Re: [PATCH v6 4/8] KVM: Extend the memslot to support fd-based private memory

From: Sean Christopherson
Date: Fri Jun 10 2022 - 12:14:35 EST


On Mon, May 30, 2022, Chao Peng wrote:
> On Mon, May 23, 2022 at 03:22:32PM +0000, Sean Christopherson wrote:
> > Actually, if the semantics are that userspace declares memory as private, then we
> > can reuse KVM_MEMORY_ENCRYPT_REG_REGION and KVM_MEMORY_ENCRYPT_UNREG_REGION. It'd
> > be a little gross because we'd need to slightly redefine the semantics for TDX, SNP,
> > and software-protected VM types, e.g. the ioctls() currently require a pre-exisitng
> > memslot. But I think it'd work...
>
> These existing ioctls looks good for TDX and probably SNP as well. For
> softrware-protected VM types, it may not be enough. Maybe for the first
> step we can reuse this for all hardware based solutions and invent new
> interface when software-protected solution gets really supported.
>
> There is semantics difference for fd-based private memory. Current above
> two ioctls() use userspace addreess(hva) while for fd-based it should be
> fd+offset, and probably it's better to use gpa in this case. Then we
> will need change existing semantics and break backward-compatibility.
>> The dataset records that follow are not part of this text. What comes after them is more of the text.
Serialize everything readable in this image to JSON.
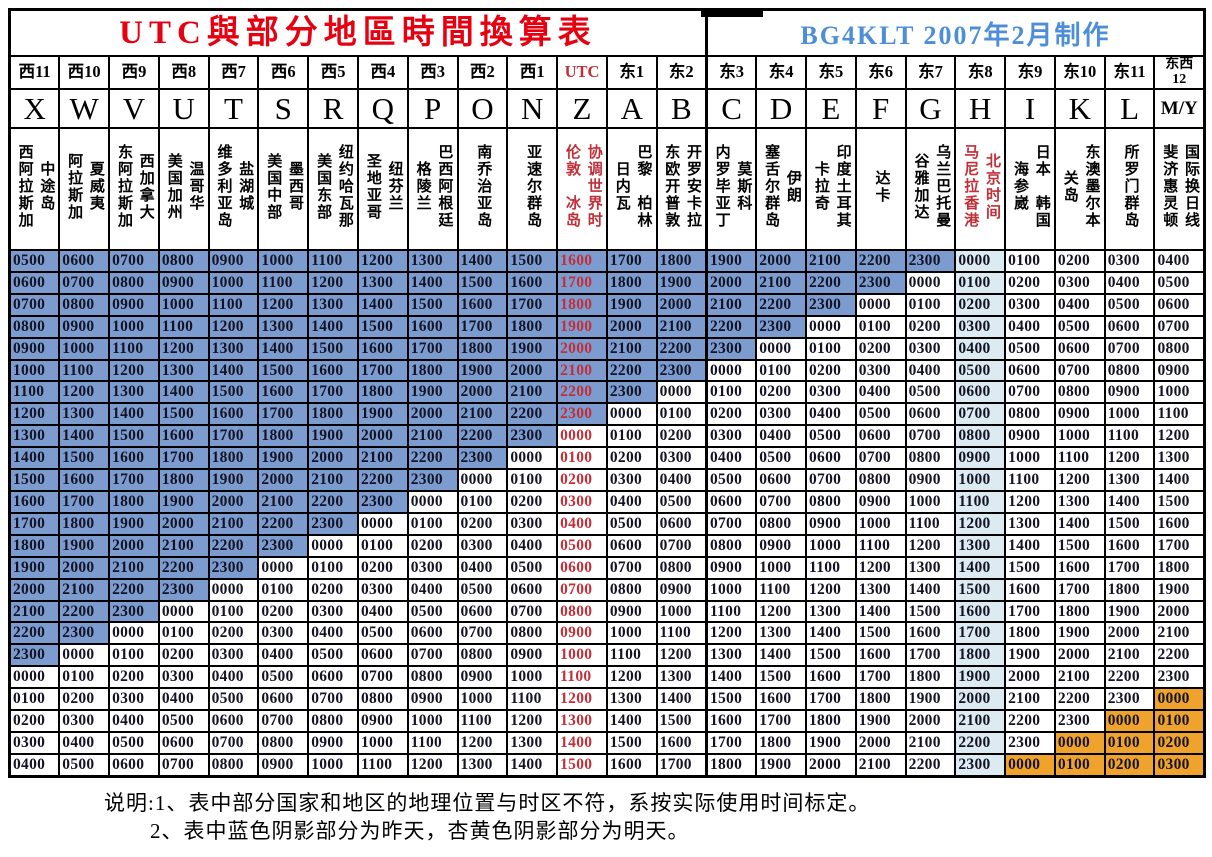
{
  "title": {
    "left": "UTC與部分地區時間換算表",
    "right": "BG4KLT 2007年2月制作"
  },
  "colors": {
    "yesterday_blue": "#7C9CD0",
    "beijing_light_blue": "#DCEAF1",
    "tomorrow_orange": "#F0A32C",
    "red_text": "#C22F38",
    "title_red": "#E60010",
    "title_blue": "#4D8ED8"
  },
  "columns": [
    {
      "offset": "西11",
      "letter": "X",
      "regions": [
        "中途岛",
        "西阿拉斯加"
      ]
    },
    {
      "offset": "西10",
      "letter": "W",
      "regions": [
        "夏威夷",
        "阿拉斯加"
      ]
    },
    {
      "offset": "西9",
      "letter": "V",
      "regions": [
        "西加拿大",
        "东阿拉斯加"
      ]
    },
    {
      "offset": "西8",
      "letter": "U",
      "regions": [
        "温哥华",
        "美国加州"
      ]
    },
    {
      "offset": "西7",
      "letter": "T",
      "regions": [
        "盐湖城",
        "维多利亚岛"
      ]
    },
    {
      "offset": "西6",
      "letter": "S",
      "regions": [
        "墨西哥",
        "美国中部"
      ]
    },
    {
      "offset": "西5",
      "letter": "R",
      "regions": [
        "纽约哈瓦那",
        "美国东部"
      ]
    },
    {
      "offset": "西4",
      "letter": "Q",
      "regions": [
        "纽芬兰",
        "圣地亚哥"
      ]
    },
    {
      "offset": "西3",
      "letter": "P",
      "regions": [
        "巴西阿根廷",
        "格陵兰"
      ]
    },
    {
      "offset": "西2",
      "letter": "O",
      "regions": [
        "南乔治亚岛"
      ]
    },
    {
      "offset": "西1",
      "letter": "N",
      "regions": [
        "亚速尔群岛"
      ]
    },
    {
      "offset": "UTC",
      "letter": "Z",
      "regions": [
        "协调世界时",
        "伦敦　冰岛"
      ],
      "highlight": "utc"
    },
    {
      "offset": "东1",
      "letter": "A",
      "regions": [
        "巴黎　柏林",
        "日内瓦"
      ]
    },
    {
      "offset": "东2",
      "letter": "B",
      "regions": [
        "开罗安卡拉",
        "东欧开普敦"
      ]
    },
    {
      "offset": "东3",
      "letter": "C",
      "regions": [
        "莫斯科",
        "内罗毕亚丁"
      ]
    },
    {
      "offset": "东4",
      "letter": "D",
      "regions": [
        "伊朗",
        "塞舌尔群岛"
      ]
    },
    {
      "offset": "东5",
      "letter": "E",
      "regions": [
        "印度土耳其",
        "卡拉奇"
      ]
    },
    {
      "offset": "东6",
      "letter": "F",
      "regions": [
        "达卡"
      ]
    },
    {
      "offset": "东7",
      "letter": "G",
      "regions": [
        "乌兰巴托曼",
        "谷雅加达"
      ]
    },
    {
      "offset": "东8",
      "letter": "H",
      "regions": [
        "北京时间",
        "马尼拉香港"
      ],
      "highlight": "beijing"
    },
    {
      "offset": "东9",
      "letter": "I",
      "regions": [
        "日本　韩国",
        "海参崴"
      ]
    },
    {
      "offset": "东10",
      "letter": "K",
      "regions": [
        "东澳墨尔本",
        "关岛"
      ]
    },
    {
      "offset": "东11",
      "letter": "L",
      "regions": [
        "所罗门群岛"
      ]
    },
    {
      "offset": "东西\n12",
      "letter": "M/Y",
      "regions": [
        "国际换日线",
        "斐济惠灵顿"
      ]
    }
  ],
  "rows": [
    [
      "0500",
      "0600",
      "0700",
      "0800",
      "0900",
      "1000",
      "1100",
      "1200",
      "1300",
      "1400",
      "1500",
      "1600",
      "1700",
      "1800",
      "1900",
      "2000",
      "2100",
      "2200",
      "2300",
      "0000",
      "0100",
      "0200",
      "0300",
      "0400"
    ],
    [
      "0600",
      "0700",
      "0800",
      "0900",
      "1000",
      "1100",
      "1200",
      "1300",
      "1400",
      "1500",
      "1600",
      "1700",
      "1800",
      "1900",
      "2000",
      "2100",
      "2200",
      "2300",
      "0000",
      "0100",
      "0200",
      "0300",
      "0400",
      "0500"
    ],
    [
      "0700",
      "0800",
      "0900",
      "1000",
      "1100",
      "1200",
      "1300",
      "1400",
      "1500",
      "1600",
      "1700",
      "1800",
      "1900",
      "2000",
      "2100",
      "2200",
      "2300",
      "0000",
      "0100",
      "0200",
      "0300",
      "0400",
      "0500",
      "0600"
    ],
    [
      "0800",
      "0900",
      "1000",
      "1100",
      "1200",
      "1300",
      "1400",
      "1500",
      "1600",
      "1700",
      "1800",
      "1900",
      "2000",
      "2100",
      "2200",
      "2300",
      "0000",
      "0100",
      "0200",
      "0300",
      "0400",
      "0500",
      "0600",
      "0700"
    ],
    [
      "0900",
      "1000",
      "1100",
      "1200",
      "1300",
      "1400",
      "1500",
      "1600",
      "1700",
      "1800",
      "1900",
      "2000",
      "2100",
      "2200",
      "2300",
      "0000",
      "0100",
      "0200",
      "0300",
      "0400",
      "0500",
      "0600",
      "0700",
      "0800"
    ],
    [
      "1000",
      "1100",
      "1200",
      "1300",
      "1400",
      "1500",
      "1600",
      "1700",
      "1800",
      "1900",
      "2000",
      "2100",
      "2200",
      "2300",
      "0000",
      "0100",
      "0200",
      "0300",
      "0400",
      "0500",
      "0600",
      "0700",
      "0800",
      "0900"
    ],
    [
      "1100",
      "1200",
      "1300",
      "1400",
      "1500",
      "1600",
      "1700",
      "1800",
      "1900",
      "2000",
      "2100",
      "2200",
      "2300",
      "0000",
      "0100",
      "0200",
      "0300",
      "0400",
      "0500",
      "0600",
      "0700",
      "0800",
      "0900",
      "1000"
    ],
    [
      "1200",
      "1300",
      "1400",
      "1500",
      "1600",
      "1700",
      "1800",
      "1900",
      "2000",
      "2100",
      "2200",
      "2300",
      "0000",
      "0100",
      "0200",
      "0300",
      "0400",
      "0500",
      "0600",
      "0700",
      "0800",
      "0900",
      "1000",
      "1100"
    ],
    [
      "1300",
      "1400",
      "1500",
      "1600",
      "1700",
      "1800",
      "1900",
      "2000",
      "2100",
      "2200",
      "2300",
      "0000",
      "0100",
      "0200",
      "0300",
      "0400",
      "0500",
      "0600",
      "0700",
      "0800",
      "0900",
      "1000",
      "1100",
      "1200"
    ],
    [
      "1400",
      "1500",
      "1600",
      "1700",
      "1800",
      "1900",
      "2000",
      "2100",
      "2200",
      "2300",
      "0000",
      "0100",
      "0200",
      "0300",
      "0400",
      "0500",
      "0600",
      "0700",
      "0800",
      "0900",
      "1000",
      "1100",
      "1200",
      "1300"
    ],
    [
      "1500",
      "1600",
      "1700",
      "1800",
      "1900",
      "2000",
      "2100",
      "2200",
      "2300",
      "0000",
      "0100",
      "0200",
      "0300",
      "0400",
      "0500",
      "0600",
      "0700",
      "0800",
      "0900",
      "1000",
      "1100",
      "1200",
      "1300",
      "1400"
    ],
    [
      "1600",
      "1700",
      "1800",
      "1900",
      "2000",
      "2100",
      "2200",
      "2300",
      "0000",
      "0100",
      "0200",
      "0300",
      "0400",
      "0500",
      "0600",
      "0700",
      "0800",
      "0900",
      "1000",
      "1100",
      "1200",
      "1300",
      "1400",
      "1500"
    ],
    [
      "1700",
      "1800",
      "1900",
      "2000",
      "2100",
      "2200",
      "2300",
      "0000",
      "0100",
      "0200",
      "0300",
      "0400",
      "0500",
      "0600",
      "0700",
      "0800",
      "0900",
      "1000",
      "1100",
      "1200",
      "1300",
      "1400",
      "1500",
      "1600"
    ],
    [
      "1800",
      "1900",
      "2000",
      "2100",
      "2200",
      "2300",
      "0000",
      "0100",
      "0200",
      "0300",
      "0400",
      "0500",
      "0600",
      "0700",
      "0800",
      "0900",
      "1000",
      "1100",
      "1200",
      "1300",
      "1400",
      "1500",
      "1600",
      "1700"
    ],
    [
      "1900",
      "2000",
      "2100",
      "2200",
      "2300",
      "0000",
      "0100",
      "0200",
      "0300",
      "0400",
      "0500",
      "0600",
      "0700",
      "0800",
      "0900",
      "1000",
      "1100",
      "1200",
      "1300",
      "1400",
      "1500",
      "1600",
      "1700",
      "1800"
    ],
    [
      "2000",
      "2100",
      "2200",
      "2300",
      "0000",
      "0100",
      "0200",
      "0300",
      "0400",
      "0500",
      "0600",
      "0700",
      "0800",
      "0900",
      "1000",
      "1100",
      "1200",
      "1300",
      "1400",
      "1500",
      "1600",
      "1700",
      "1800",
      "1900"
    ],
    [
      "2100",
      "2200",
      "2300",
      "0000",
      "0100",
      "0200",
      "0300",
      "0400",
      "0500",
      "0600",
      "0700",
      "0800",
      "0900",
      "1000",
      "1100",
      "1200",
      "1300",
      "1400",
      "1500",
      "1600",
      "1700",
      "1800",
      "1900",
      "2000"
    ],
    [
      "2200",
      "2300",
      "0000",
      "0100",
      "0200",
      "0300",
      "0400",
      "0500",
      "0600",
      "0700",
      "0800",
      "0900",
      "1000",
      "1100",
      "1200",
      "1300",
      "1400",
      "1500",
      "1600",
      "1700",
      "1800",
      "1900",
      "2000",
      "2100"
    ],
    [
      "2300",
      "0000",
      "0100",
      "0200",
      "0300",
      "0400",
      "0500",
      "0600",
      "0700",
      "0800",
      "0900",
      "1000",
      "1100",
      "1200",
      "1300",
      "1400",
      "1500",
      "1600",
      "1700",
      "1800",
      "1900",
      "2000",
      "2100",
      "2200"
    ],
    [
      "0000",
      "0100",
      "0200",
      "0300",
      "0400",
      "0500",
      "0600",
      "0700",
      "0800",
      "0900",
      "1000",
      "1100",
      "1200",
      "1300",
      "1400",
      "1500",
      "1600",
      "1700",
      "1800",
      "1900",
      "2000",
      "2100",
      "2200",
      "2300"
    ],
    [
      "0100",
      "0200",
      "0300",
      "0400",
      "0500",
      "0600",
      "0700",
      "0800",
      "0900",
      "1000",
      "1100",
      "1200",
      "1300",
      "1400",
      "1500",
      "1600",
      "1700",
      "1800",
      "1900",
      "2000",
      "2100",
      "2200",
      "2300",
      "0000"
    ],
    [
      "0200",
      "0300",
      "0400",
      "0500",
      "0600",
      "0700",
      "0800",
      "0900",
      "1000",
      "1100",
      "1200",
      "1300",
      "1400",
      "1500",
      "1600",
      "1700",
      "1800",
      "1900",
      "2000",
      "2100",
      "2200",
      "2300",
      "0000",
      "0100"
    ],
    [
      "0300",
      "0400",
      "0500",
      "0600",
      "0700",
      "0800",
      "0900",
      "1000",
      "1100",
      "1200",
      "1300",
      "1400",
      "1500",
      "1600",
      "1700",
      "1800",
      "1900",
      "2000",
      "2100",
      "2200",
      "2300",
      "0000",
      "0100",
      "0200"
    ],
    [
      "0400",
      "0500",
      "0600",
      "0700",
      "0800",
      "0900",
      "1000",
      "1100",
      "1200",
      "1300",
      "1400",
      "1500",
      "1600",
      "1700",
      "1800",
      "1900",
      "2000",
      "2100",
      "2200",
      "2300",
      "0000",
      "0100",
      "0200",
      "0300"
    ]
  ],
  "notes": [
    "说明:1、表中部分国家和地区的地理位置与时区不符，系按实际使用时间标定。",
    "2、表中蓝色阴影部分为昨天，杏黄色阴影部分为明天。"
  ]
}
My thought was to keep the existing semantics for VMs with type==0, i.e. SEV and
SEV-ES VMs. It's a bit gross, but the pinning behavior is a dead end for SNP and
TDX, so it effectively needs to be deprecated anyways. I'm definitely not opposed
to a new ioctl if Paolo or others think this is too awful, but burning an ioctl
for this seems wasteful.

Then generic KVM can do something like:

case KVM_MEMORY_ENCRYPT_REG_REGION:
case KVM_MEMORY_ENCRYPT_UNREG_REGION:
struct kvm_enc_region region;

if (!kvm_arch_vm_supports_private_memslots(kvm))
goto arch_vm_ioctl;

r = -EFAULT;
if (copy_from_user(&region, argp, sizeof(region)))
goto out;

r = kvm_set_encrypted_region(ioctl, &region);
break;
default:
arch_vm_ioctl:
r = kvm_arch_vm_ioctl(filp, ioctl, arg);


where common KVM provides

__weak void kvm_arch_vm_supports_private_memslots(struct kvm *kvm)
{
return false;
}

and x86 overrides that to

bool kvm_arch_vm_supports_private_memslots(struct kvm *kvm)
{
/* I can't remember what we decided on calling type '0' VMs. */
return !!kvm->vm_type;
}

and if someone ever wants to enable private memslot for SEV/SEV-ES guests we can
always add a capability or even a new VM type.

pKVM on arm can then obviously implement kvm_arch_vm_supports_private_memslots()
to grab whatever identifies a pKVM VM.